Costumo identificar três formas de reagir:
- Quem se abandona à experiência e descobre um mundo interno rico, mesmo que difícil.
- Quem evita largar o controlo e não se entrega.
- Quem entra em contacto, mas apenas para tentar dominar a experiência.
Mesmo nestes dois últimos casos, o processo é útil: ajuda a explorar, por exemplo, o significado da necessidade de controlo na vida daquela pessoa.
O que é o Focusing?
É aqui que entra o Focusing, técnica desenvolvida por Eugene Gendlin (1926-2017), filósofo e psicólogo próximo de Carl Rogers. O Focusing propõe-se a aceder à experiência vivida no corpo antes de ser interpretada pela mente.
Segundo esta abordagem, tudo o que vivemos é primeiro sentido e inscrito no corpo. Depois, a mente procura dar sentido através de categorias racionais e culturais. Ou seja, os nossos sentimentos já chegam “filtrados” pela linguagem, pela educação e pelo contexto social. O Focusing, pelo contrário, procura a experiência original, pré-verbal, a que Gendlin chamou felt sense: uma sensação difusa, vaga, mas carregada de informação implícita.
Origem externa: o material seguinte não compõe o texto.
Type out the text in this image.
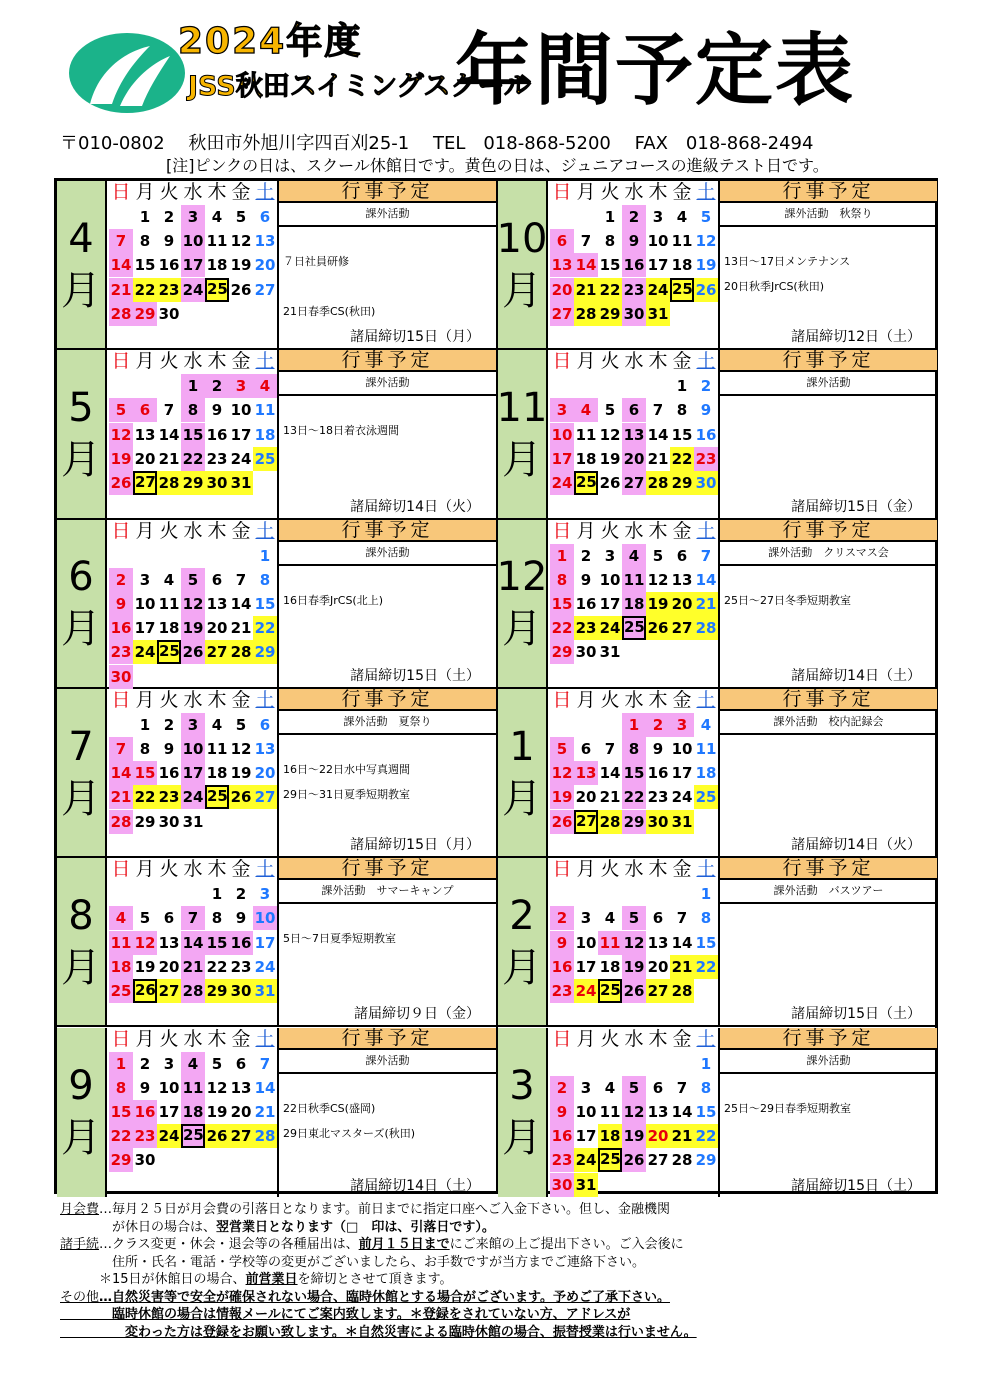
2024年度
JSS秋田スイミングスクール
年間予定表
〒010-0802　 秋田市外旭川字四百刈25-1　 TEL　018-868-5200 　FAX　018-868-2494
[注]ピンクの日は、スクール休館日です。黄色の日は、ジュニアコースの進級テスト日です。
4
月
日 月 火 水 木 金 土
1 2 3 4 5 6
7 8 9 10 11 12 13
14 15 16 17 18 19 20
21 22 23 24 25 26 27
28 29 30
行事予定
課外活動
７日社員研修

21日春季CS(秋田)
諸届締切15日（月）
5
月
日 月 火 水 木 金 土
1 2 3 4
5 6 7 8 9 10 11
12 13 14 15 16 17 18
19 20 21 22 23 24 25
26 27 28 29 30 31
行事予定
課外活動
13日～18日着衣泳週間
諸届締切14日（火）
6
月
日 月 火 水 木 金 土
1
2 3 4 5 6 7 8
9 10 11 12 13 14 15
16 17 18 19 20 21 22
23 24 25 26 27 28 29
30
行事予定
課外活動
16日春季JrCS(北上)
諸届締切15日（土）
7
月
日 月 火 水 木 金 土
1 2 3 4 5 6
7 8 9 10 11 12 13
14 15 16 17 18 19 20
21 22 23 24 25 26 27
28 29 30 31
行事予定
課外活動　夏祭り
16日～22日水中写真週間
29日～31日夏季短期教室
諸届締切15日（月）
8
月
日 月 火 水 木 金 土
1 2 3
4 5 6 7 8 9 10
11 12 13 14 15 16 17
18 19 20 21 22 23 24
25 26 27 28 29 30 31
行事予定
課外活動　サマーキャンプ
5日～7日夏季短期教室
諸届締切９日（金）
9
月
日 月 火 水 木 金 土
1 2 3 4 5 6 7
8 9 10 11 12 13 14
15 16 17 18 19 20 21
22 23 24 25 26 27 28
29 30
行事予定
課外活動
22日秋季CS(盛岡)
29日東北マスターズ(秋田)
諸届締切14日（土）
10
月
日 月 火 水 木 金 土
1 2 3 4 5
6 7 8 9 10 11 12
13 14 15 16 17 18 19
20 21 22 23 24 25 26
27 28 29 30 31
行事予定
課外活動　秋祭り
13日～17日メンテナンス
20日秋季JrCS(秋田)
諸届締切12日（土）
11
月
日 月 火 水 木 金 土
1 2
3 4 5 6 7 8 9
10 11 12 13 14 15 16
17 18 19 20 21 22 23
24 25 26 27 28 29 30
行事予定
課外活動
諸届締切15日（金）
12
月
日 月 火 水 木 金 土
1 2 3 4 5 6 7
8 9 10 11 12 13 14
15 16 17 18 19 20 21
22 23 24 25 26 27 28
29 30 31
行事予定
課外活動　クリスマス会
25日～27日冬季短期教室
諸届締切14日（土）
1
月
日 月 火 水 木 金 土
1 2 3 4
5 6 7 8 9 10 11
12 13 14 15 16 17 18
19 20 21 22 23 24 25
26 27 28 29 30 31
行事予定
課外活動　校内記録会
諸届締切14日（火）
2
月
日 月 火 水 木 金 土
1
2 3 4 5 6 7 8
9 10 11 12 13 14 15
16 17 18 19 20 21 22
23 24 25 26 27 28
行事予定
課外活動　バスツアー
諸届締切15日（土）
3
月
日 月 火 水 木 金 土
1
2 3 4 5 6 7 8
9 10 11 12 13 14 15
16 17 18 19 20 21 22
23 24 25 26 27 28 29
30 31
行事予定
課外活動
25日～29日春季短期教室
諸届締切15日（土）
月会費…毎月２５日が月会費の引落日となります。前日までに指定口座へご入金下さい。但し、金融機関
　　　　が休日の場合は、翌営業日となります（□　印は、引落日です）。
諸手続…クラス変更・休会・退会等の各種届出は、前月１５日までにご来館の上ご提出下さい。ご入会後に
　　　　住所・氏名・電話・学校等の変更がございましたら、お手数ですが当方までご連絡下さい。
　　　＊15日が休館日の場合、前営業日を締切とさせて頂きます。
その他…自然災害等で安全が確保されない場合、臨時休館とする場合がございます。予めご了承下さい。
　　　　臨時休館の場合は情報メールにてご案内致します。＊登録をされていない方、アドレスが
　　　　　変わった方は登録をお願い致します。＊自然災害による臨時休館の場合、振替授業は行いません。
Pode manifestar-se como pressão, calor, nó, leveza, tensão ou movimento interno.
Reconhecer o felt sense
Todos já tivemos momentos em que encontramos a palavra certa e sentimos alívio, como uma respiração que se solta. É o corpo a reconhecer a correspondência com o seu felt sense. O mesmo acontece quando recordamos uma situação mal resolvida e sentimos algo estranho no corpo, difícil de nomear, mas claramente presente.
O difícil é permitir-se permanecer nesse lugar. Quando acolhido com respeito, o felt sense “desenrola-se” e revela novos significados, mais profundos do que a mente consciente poderia organizar. É uma porta de entrada para o inconsciente experiencial, sem necessidade de interpretações externas.
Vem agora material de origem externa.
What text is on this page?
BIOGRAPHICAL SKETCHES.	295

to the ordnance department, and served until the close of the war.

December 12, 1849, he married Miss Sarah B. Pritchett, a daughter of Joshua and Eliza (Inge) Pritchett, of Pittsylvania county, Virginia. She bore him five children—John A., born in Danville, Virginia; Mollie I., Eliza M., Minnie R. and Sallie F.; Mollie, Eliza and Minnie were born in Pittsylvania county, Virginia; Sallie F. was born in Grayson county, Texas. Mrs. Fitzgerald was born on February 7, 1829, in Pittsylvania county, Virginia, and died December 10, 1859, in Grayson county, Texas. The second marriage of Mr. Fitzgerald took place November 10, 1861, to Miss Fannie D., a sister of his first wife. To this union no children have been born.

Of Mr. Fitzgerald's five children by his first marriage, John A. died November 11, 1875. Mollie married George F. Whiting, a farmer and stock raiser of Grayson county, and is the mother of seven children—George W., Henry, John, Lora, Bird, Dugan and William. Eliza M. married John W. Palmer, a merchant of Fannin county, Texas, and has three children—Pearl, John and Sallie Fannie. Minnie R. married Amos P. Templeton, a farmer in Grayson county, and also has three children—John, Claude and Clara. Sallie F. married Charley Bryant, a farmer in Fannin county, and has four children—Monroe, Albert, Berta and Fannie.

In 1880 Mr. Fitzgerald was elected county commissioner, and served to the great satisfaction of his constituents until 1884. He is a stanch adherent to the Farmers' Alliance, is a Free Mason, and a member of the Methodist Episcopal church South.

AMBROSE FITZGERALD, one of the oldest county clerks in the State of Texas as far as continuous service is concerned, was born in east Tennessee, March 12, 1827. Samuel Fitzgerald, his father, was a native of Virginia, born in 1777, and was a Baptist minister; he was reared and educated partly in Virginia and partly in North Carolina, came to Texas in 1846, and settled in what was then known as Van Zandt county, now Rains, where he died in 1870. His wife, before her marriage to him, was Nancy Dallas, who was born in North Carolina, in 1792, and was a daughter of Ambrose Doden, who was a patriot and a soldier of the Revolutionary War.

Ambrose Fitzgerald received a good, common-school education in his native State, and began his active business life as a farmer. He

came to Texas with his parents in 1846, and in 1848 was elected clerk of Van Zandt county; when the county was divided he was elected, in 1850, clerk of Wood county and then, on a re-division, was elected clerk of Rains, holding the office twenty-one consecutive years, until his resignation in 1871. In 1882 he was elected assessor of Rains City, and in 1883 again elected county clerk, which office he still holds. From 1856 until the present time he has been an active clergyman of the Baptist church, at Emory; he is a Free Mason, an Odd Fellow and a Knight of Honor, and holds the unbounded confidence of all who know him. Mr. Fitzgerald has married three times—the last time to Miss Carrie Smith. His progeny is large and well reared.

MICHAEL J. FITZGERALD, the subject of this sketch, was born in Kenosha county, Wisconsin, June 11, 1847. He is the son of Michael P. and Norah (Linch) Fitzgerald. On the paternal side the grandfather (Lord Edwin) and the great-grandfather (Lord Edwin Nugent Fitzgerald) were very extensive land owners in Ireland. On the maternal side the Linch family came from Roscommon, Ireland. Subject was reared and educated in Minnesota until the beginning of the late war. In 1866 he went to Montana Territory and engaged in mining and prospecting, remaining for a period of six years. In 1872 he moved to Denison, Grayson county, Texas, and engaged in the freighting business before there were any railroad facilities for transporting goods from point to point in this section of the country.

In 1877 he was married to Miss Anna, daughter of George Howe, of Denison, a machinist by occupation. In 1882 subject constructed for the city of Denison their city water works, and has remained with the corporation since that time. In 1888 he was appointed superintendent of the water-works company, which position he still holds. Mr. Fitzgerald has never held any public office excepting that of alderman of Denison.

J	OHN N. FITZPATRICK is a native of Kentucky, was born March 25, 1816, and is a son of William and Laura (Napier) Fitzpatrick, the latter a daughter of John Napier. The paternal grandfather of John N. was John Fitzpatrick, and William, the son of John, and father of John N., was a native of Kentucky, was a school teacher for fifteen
O grande valor do Focusing está aí: permitir que a pessoa encontre significados vindos de dentro, numa verdadeira reconexão entre corpo e mente, em sintonia com as abordagens fenomenológica e existencial.
O Focusing em psicoterapia
Atualmente, já existe um modelo psicoterapêutico específico: a Focusing Oriented Therapy (FOT). Trata-se de uma abordagem experiencial que pode ser integrada em diferentes orientações terapêuticas, como a existencial, humanista, psicodinâmica, cognitivo-comportamental de nova geração, entre outras.
O papel do terapeuta é ajudar o cliente a voltar-se para dentro e reparar no que sente no corpo, sem pressa de interpretar. O objetivo é encontrar palavras, imagens ou gestos que ressoem com a experiência corporal. É uma abordagem pouco diretiva, mas profundamente transformadora.
Em Portugal, o Focusing ainda não é muito conhecido. Recentemente, a SPPE (Sociedade Portuguesa de Psicoterapia Existencial) lançou uma formação de dois anos que habilita os participantes como formadores qualificados neste modelo. Decidi frequentar esta formação, depois de ter conhecido a técnica através de Greg Madison, especialista internacional na área, que a leccionou aquando da minha formação na SPPE.
Posso dizer que foi uma experiência inesquecível e revolucionária: aprendi a confiar mais na sabedoria do corpo, esse saber íntimo e silencioso que tantas vezes nos escapa. Afinal, o corpo sabe mais de nós do que nós sabemos dele.